The coronavirus (Covid-19) pandemic clearly shows that government is the go-to institution/entity when the going gets rough and tough. President Regan’s revolution created the mantra that government is the problem, not the solution to community problems. Nevertheless, during the pandemic, residents look to and expected government to protect their health, safety, and personal well-being. Consequently, borders were closed, mask mandates imposed, social distancing suggested/imposed, curfews and quarantines instituted, testing and contact tracing conducted, gatherings size limited, vaccine delivered, hygienic protocols suggested, and stimulus provided to individuals and businesses, and institutions, among other actions. The government was the only entity with the power to implement such measures. Further, for example, when a hurricane (hurricane Irma in September 2017) or earthquake or flood strikes or industry or business close and employees are laid off, or an epidemic hit and so on, residents lean heavily on the government for help, not typically to the market for solutions. Moreover, the rallying cry often during a disaster, a crisis, is where is government, when is it going to show up, or what is taking it so long. Is government perfect? No. It is afflicted with many issues, some of which are self-inflicted, and others may be beyond its control. Nonetheless, voters/residents have the ability and responsibility to demand better governing.

Accountability and Responsibility


Voters have the ability, power, and obligation to demand and hold government responsibility and accountability for the things it does and the things it should have done but failed to do. The real power lies with voters/residents, but voters yield their power to politicians; voters must take that power back. Moreover, some politicians/political parties desire to get power, retain power and maintain control create an environment of polarisation, tribalism, weaponising issues, igniting culture wars, creating division, and killing debate and compromise. Many ardent supporters fuel this environment, adversely hampering the government’s ability to develop policies and enact needed and critical legislation to promote growth, development, and sustainability. Moreover, for personal/selfish reasons, too many of us refuse a) to speak out against poor governing, b) look the other way, or c) cast a blind eye towards deviant behaviour, poor performance, incompetence, corruption, etc.

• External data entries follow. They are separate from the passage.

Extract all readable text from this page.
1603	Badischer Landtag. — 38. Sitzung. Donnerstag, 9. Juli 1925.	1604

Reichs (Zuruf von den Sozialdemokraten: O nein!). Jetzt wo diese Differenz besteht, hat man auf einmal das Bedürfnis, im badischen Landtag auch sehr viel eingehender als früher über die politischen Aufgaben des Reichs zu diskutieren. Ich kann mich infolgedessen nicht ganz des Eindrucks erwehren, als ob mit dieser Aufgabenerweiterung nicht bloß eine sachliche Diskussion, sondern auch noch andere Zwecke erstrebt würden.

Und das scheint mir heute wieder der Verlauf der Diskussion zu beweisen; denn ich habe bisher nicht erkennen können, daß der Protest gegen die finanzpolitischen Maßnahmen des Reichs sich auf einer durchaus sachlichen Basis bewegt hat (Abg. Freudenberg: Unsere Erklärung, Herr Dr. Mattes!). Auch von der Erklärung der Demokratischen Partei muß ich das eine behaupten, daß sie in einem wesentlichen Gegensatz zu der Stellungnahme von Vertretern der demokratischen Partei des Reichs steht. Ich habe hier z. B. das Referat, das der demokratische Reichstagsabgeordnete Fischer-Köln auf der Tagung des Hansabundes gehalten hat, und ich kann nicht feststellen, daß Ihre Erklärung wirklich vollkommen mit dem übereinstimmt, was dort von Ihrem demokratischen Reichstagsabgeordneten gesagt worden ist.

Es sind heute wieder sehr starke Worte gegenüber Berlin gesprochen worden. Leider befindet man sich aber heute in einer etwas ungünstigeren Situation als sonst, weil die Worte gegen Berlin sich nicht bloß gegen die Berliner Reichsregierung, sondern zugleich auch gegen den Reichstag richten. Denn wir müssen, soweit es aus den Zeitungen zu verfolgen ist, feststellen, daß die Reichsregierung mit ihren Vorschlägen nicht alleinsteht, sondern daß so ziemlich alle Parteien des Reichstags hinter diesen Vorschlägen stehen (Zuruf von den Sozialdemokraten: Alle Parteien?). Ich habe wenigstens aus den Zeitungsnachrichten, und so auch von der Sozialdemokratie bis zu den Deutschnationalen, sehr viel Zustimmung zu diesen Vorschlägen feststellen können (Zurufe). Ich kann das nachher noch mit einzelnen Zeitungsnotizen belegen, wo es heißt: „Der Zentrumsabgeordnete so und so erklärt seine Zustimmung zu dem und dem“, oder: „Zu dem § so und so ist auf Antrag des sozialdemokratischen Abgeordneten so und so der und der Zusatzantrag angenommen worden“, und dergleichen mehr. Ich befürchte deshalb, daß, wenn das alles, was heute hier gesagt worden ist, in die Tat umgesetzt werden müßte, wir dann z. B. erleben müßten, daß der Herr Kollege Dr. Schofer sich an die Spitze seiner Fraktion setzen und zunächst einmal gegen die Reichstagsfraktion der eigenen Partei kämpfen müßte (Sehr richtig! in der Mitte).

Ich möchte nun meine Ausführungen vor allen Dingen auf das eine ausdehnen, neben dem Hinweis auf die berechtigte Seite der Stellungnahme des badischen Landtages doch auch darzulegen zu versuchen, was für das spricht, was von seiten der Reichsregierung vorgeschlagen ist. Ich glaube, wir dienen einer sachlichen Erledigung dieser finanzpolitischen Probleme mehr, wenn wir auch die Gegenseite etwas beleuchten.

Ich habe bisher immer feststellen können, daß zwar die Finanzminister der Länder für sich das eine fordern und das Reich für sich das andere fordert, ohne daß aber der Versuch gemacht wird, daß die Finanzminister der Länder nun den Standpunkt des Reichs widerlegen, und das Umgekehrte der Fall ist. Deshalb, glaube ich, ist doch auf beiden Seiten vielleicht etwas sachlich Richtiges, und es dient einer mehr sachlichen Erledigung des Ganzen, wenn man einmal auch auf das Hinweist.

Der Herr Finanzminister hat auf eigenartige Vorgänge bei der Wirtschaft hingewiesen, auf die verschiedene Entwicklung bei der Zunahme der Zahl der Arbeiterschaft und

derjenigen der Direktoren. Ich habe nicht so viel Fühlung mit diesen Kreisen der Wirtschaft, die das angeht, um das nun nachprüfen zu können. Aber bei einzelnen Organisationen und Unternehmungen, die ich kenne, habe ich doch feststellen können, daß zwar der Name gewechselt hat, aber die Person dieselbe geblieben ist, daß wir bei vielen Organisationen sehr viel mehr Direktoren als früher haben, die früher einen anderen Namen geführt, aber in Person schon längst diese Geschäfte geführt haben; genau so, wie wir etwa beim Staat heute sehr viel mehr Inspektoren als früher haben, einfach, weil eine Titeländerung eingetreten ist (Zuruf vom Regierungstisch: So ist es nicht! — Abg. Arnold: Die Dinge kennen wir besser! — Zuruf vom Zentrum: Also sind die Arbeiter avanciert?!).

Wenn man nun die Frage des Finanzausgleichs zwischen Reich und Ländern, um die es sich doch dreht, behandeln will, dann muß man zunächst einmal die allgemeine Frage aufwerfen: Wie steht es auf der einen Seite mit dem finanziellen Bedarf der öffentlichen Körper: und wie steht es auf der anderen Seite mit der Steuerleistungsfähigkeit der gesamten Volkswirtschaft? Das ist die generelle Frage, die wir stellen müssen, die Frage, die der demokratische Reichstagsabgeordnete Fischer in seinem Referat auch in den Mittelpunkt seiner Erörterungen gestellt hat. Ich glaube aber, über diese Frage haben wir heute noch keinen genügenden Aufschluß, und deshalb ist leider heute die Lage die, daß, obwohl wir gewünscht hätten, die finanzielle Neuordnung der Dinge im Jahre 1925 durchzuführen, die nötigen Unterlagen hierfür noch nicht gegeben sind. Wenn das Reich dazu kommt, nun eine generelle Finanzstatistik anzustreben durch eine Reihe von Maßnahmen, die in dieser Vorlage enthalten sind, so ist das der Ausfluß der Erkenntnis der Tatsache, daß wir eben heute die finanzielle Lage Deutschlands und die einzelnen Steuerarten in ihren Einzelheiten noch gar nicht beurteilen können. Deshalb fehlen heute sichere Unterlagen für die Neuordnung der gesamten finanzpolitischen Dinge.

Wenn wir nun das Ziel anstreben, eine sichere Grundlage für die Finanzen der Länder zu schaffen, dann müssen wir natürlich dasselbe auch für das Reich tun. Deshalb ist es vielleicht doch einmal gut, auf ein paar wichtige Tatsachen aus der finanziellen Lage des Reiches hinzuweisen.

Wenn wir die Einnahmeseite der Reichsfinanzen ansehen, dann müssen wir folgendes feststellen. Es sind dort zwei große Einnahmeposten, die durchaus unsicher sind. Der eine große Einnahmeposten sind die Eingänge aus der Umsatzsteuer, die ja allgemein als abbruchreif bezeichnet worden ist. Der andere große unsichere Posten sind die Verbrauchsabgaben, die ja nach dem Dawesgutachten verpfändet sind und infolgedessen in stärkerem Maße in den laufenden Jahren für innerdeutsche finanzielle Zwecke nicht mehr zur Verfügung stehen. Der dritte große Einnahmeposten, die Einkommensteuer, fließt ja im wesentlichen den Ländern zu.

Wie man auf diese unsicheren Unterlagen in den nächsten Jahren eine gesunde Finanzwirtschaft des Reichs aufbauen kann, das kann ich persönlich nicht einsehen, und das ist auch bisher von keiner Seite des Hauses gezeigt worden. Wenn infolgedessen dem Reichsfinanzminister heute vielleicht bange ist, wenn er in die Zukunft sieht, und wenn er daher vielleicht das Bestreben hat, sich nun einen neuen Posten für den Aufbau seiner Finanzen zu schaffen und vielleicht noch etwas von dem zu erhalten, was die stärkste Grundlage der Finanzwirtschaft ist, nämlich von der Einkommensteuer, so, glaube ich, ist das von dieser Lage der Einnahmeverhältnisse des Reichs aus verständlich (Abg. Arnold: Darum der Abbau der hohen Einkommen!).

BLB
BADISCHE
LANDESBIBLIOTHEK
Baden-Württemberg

Further, to make government work more efficiently and effectively, government must make the most probable, best decisions that benefit the most people; residents/voters must forcefully but peacefully advocate and agitate for better government. A country gets the government the public demands and expects. Similarly, a country also gets the government whose poor performance the public chose to ignore. Rewarding poor performing, do-nothing politicians stagnates a country; voters must avoid employing the Peter Principle. Changes may be necessary for politics to keep things on the level and continue to make government matter. However, change may not come from politicians; the public has to effect the change.

Government is not perfect and doesn’t always do things efficiently and effectively, but government matters. And active citizens activism and engagement are needed to hold the government responsible and accountable and drive it to perform better and to make it matter. Distrust, disrespect, cynicism, skepticism, polarisation, culture wars, tribalism, division, hypocrisy, spin…. etc. aside, government still matters.